Massage is a fantastic tool for deep and total relaxation. Many people think of a light, fluffy rub when they think of relaxation massage. What I’m talking about is a glorious, deep, intuitive massage. One where the giver and receiver are both benefiting from the vibrations in the room. There is nothing more satisfying to me as feeling someone’s body finally relax after they came in with a million things on their mind. Massaging someone’s hand and having them tighten their fingers unintentionally because they are drifting off. There is something really divine about being able to facilitate that, and to connect with someone in such a full way without speaking. This physical connection has been proven to heal the body and mind in ways that can’t be fully explained. This is the spirituality of massage to me.

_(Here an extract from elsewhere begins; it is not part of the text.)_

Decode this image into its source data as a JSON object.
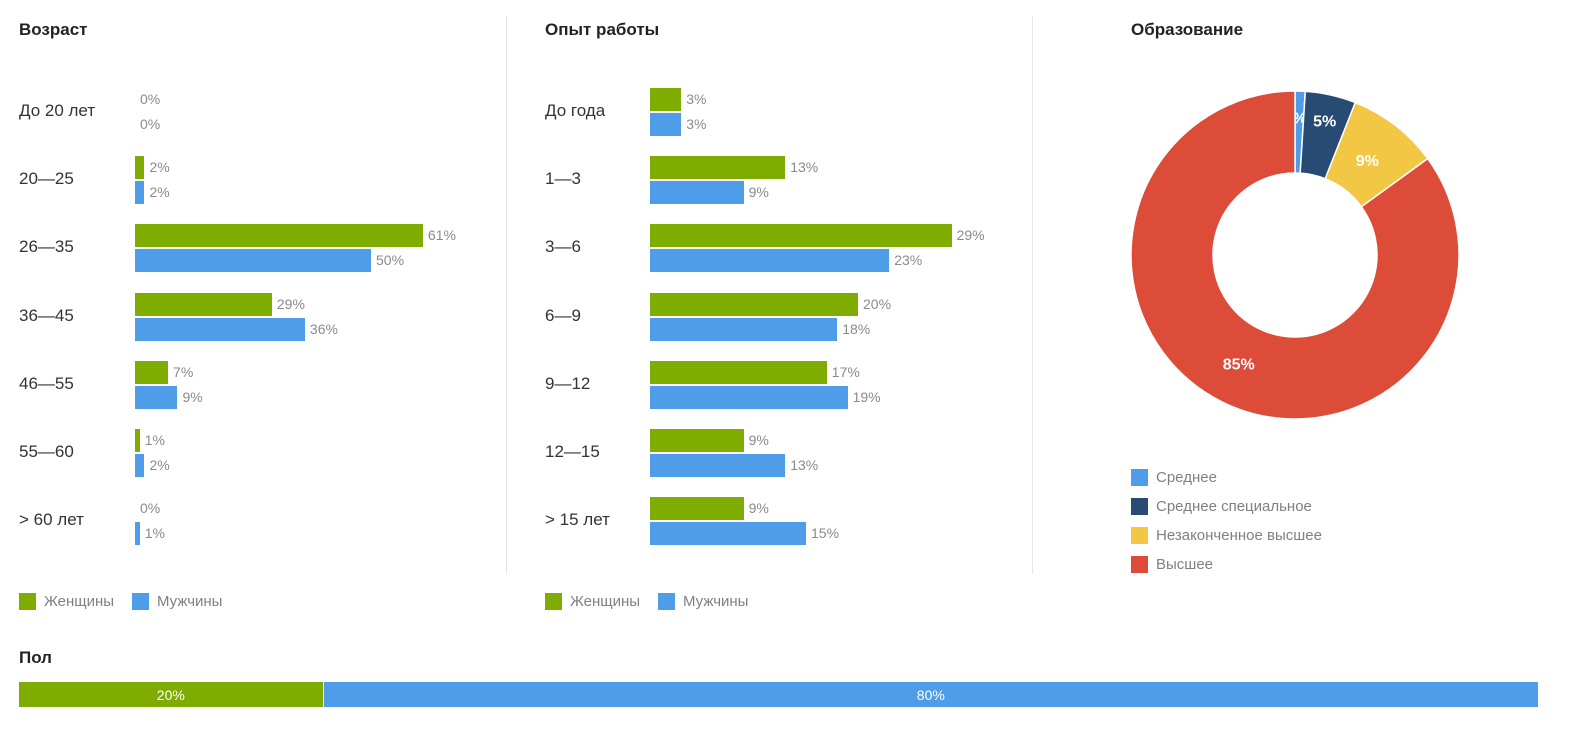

Some will leave this type of massage feeling refreshed and renewed. Their body and mind are in harmony. Others will leave exhausted and wanting a nap (a sure sign that they finally notice their body’s need to slow down and rest).
There is often so much disconnect between our bodies and our minds. Our bodies are begging us for a chance to slow down and be nourished.
Something I’ve discovered in my years as a massage therapist is that you won’t connect with every therapist you try, just like I won’t connect with every client I see. People who are so stuck on the need for aggressive, active massages might not like the type of work I do! And that’s okay! I just ask that if you’re one of those people, give nourishing massage a try. Keep an open mind. It might just change your life!
Disclaimer: as far as I know, I’m the only person to call it “nourishing massage”. So don’t expect your massage therapist to have any sweet clue what you mean if you request it. Instead, I would ask for a deep relaxation massage. I usually ask them to start with a medium pressure, and then I’ll let them know if I want more. As always, communication with your therapist is everything.
Edited much later to add:
On a more humorous note, I need to mention the sheer volume of clients and friends and coworkers who read the original blog and told me that their ideal massage was the one I described as "aggressive"! It really made me laugh, and also proves my point that you can't please everyone. Mind you, some of those people I imagine could benefit from a more nourishing massage. Others, though, definitely not! Cheers guys, thanks for reading!